The math that separates survival from ruin
Imagine you have $10,000 and you risk 10% per trade. After 7 losing trades in a row, your account is at $4,800. To get back to $10k you need to gain 108%. That's the death spiral.
Now imagine you risk 1% per trade. After 7 losses you're at $9,300. To get back to $10k you need 7.5%. Recoverable in days.
This isn't theory — it's compounding math.
The drawdown table every trader should print
| Loss % | Gain needed to recover |
|---|---|
| 10% | 11% |
| 20% | 25% |
| 30% | 43% |
| 50% | 100% |
| 75% | 300% |
| 90% | 900% |
Look at the 50% line. A 50% drawdown requires you to double your money to get back to even. And after a 50% drawdown, your psychology is shot.
How position sizing prevents this
Position size = (Account × Risk %) / (Entry − Stop Loss)
Example: $10k account, 1% risk = $100 risk per trade. If your stop is $50 below entry, you size for 2 contracts/units. If your stop is $200 below entry, you size for 0.5.
This way, every losing trade costs the same — $100 — regardless of how wide the stop is. Risk stays constant; only position size changes.
Why even A+ signals can lose
Trading is probabilistic. Even a 70% win rate means 30% of trades lose.

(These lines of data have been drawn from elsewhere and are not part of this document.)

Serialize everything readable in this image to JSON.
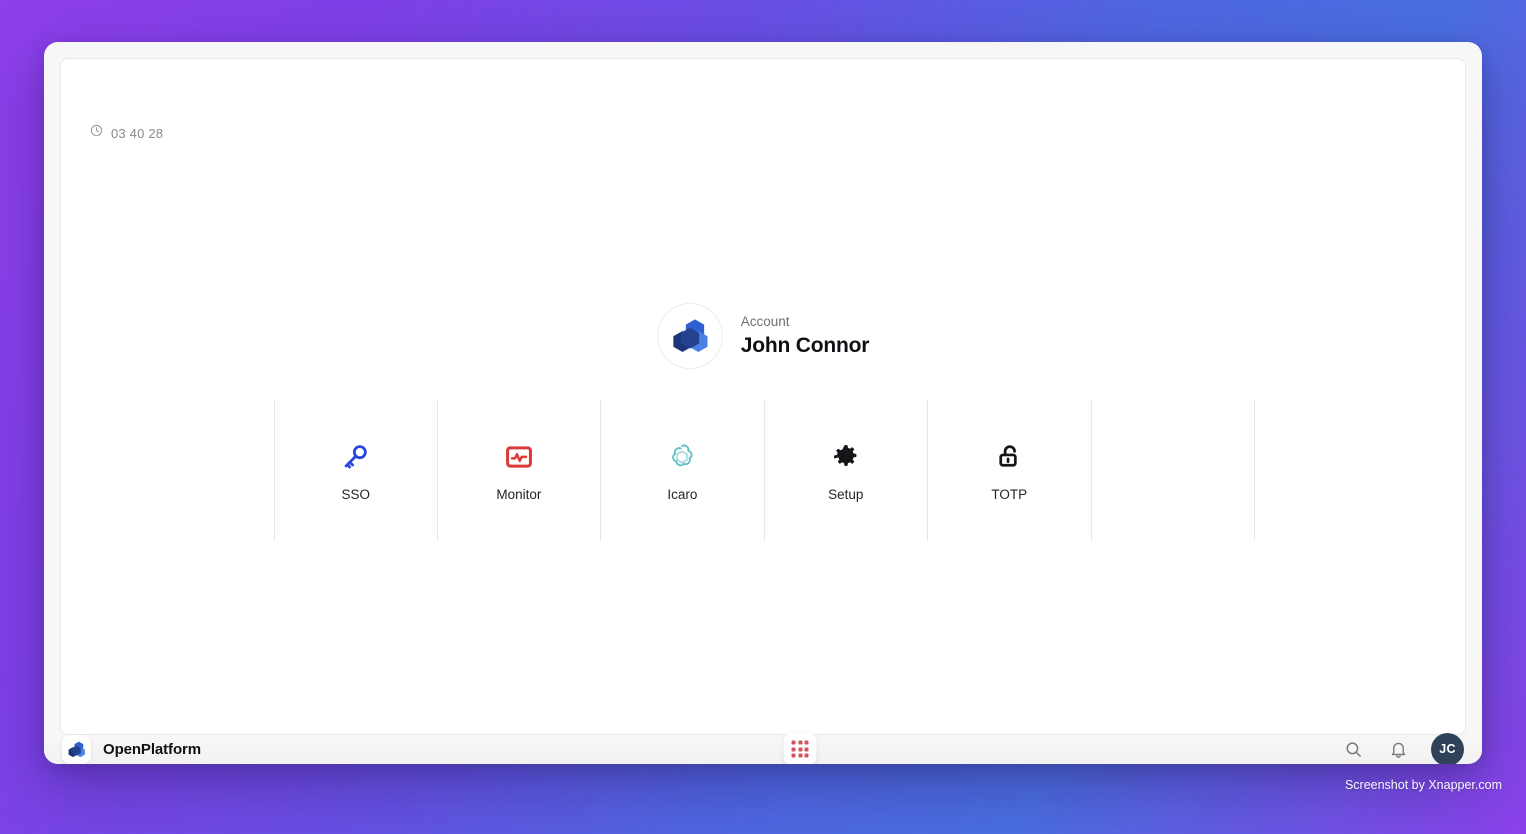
{
  "watermark": "Screenshot by Xnapper.com",
  "window": {
    "clock": {
      "icon": "clock-icon",
      "time": "03 40 28"
    },
    "account": {
      "label": "Account",
      "name": "John Connor",
      "avatar_icon": "openplatform-cubes-logo"
    },
    "apps": [
      {
        "label": "SSO",
        "icon": "key-icon",
        "color": "#2b45e0"
      },
      {
        "label": "Monitor",
        "icon": "pulse-icon",
        "color": "#dc3a3a"
      },
      {
        "label": "Icaro",
        "icon": "openai-knot-icon",
        "color": "#5fbfc4"
      },
      {
        "label": "Setup",
        "icon": "gear-icon",
        "color": "#16161a"
      },
      {
        "label": "TOTP",
        "icon": "unlock-icon",
        "color": "#16161a"
      }
    ]
  },
  "taskbar": {
    "brand": {
      "name": "OpenPlatform",
      "icon": "openplatform-cubes-logo"
    },
    "grid_button": {
      "icon": "app-grid-icon",
      "dot_color": "#d3535f"
    },
    "actions": [
      {
        "icon": "search-icon"
      },
      {
        "icon": "bell-icon"
      }
    ],
    "user": {
      "initials": "JC",
      "bg": "#2f4259"
    }
  },
  "theme": {
    "gradient_start": "#8d3fe9",
    "gradient_mid": "#4a6ee0",
    "gradient_end": "#8b40e8",
    "panel_bg": "#ffffff",
    "shell_bg": "#f7f7f7",
    "divider": "#e9e9ec"
  }
}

A losing streak of 5 in a row has probability 0.3^5 = 0.24% — which means it WILL happen if you take 1000+ trades.
Position sizing exists for the streak you can't predict.
The 1% rule, bottom line
- 1% = beginner / cautious. 50 losing trades in a row to lose half. Won't ever happen.
- 2% = recommended. 25 losers to lose half. Statistically extreme.
- 5% = aggressive. 14 losers to lose half. Dangerous.
- 10% = gambling. 7 losers to lose half. Will happen.
Pick 1-2% and stick to it. The math protects you when emotions can't.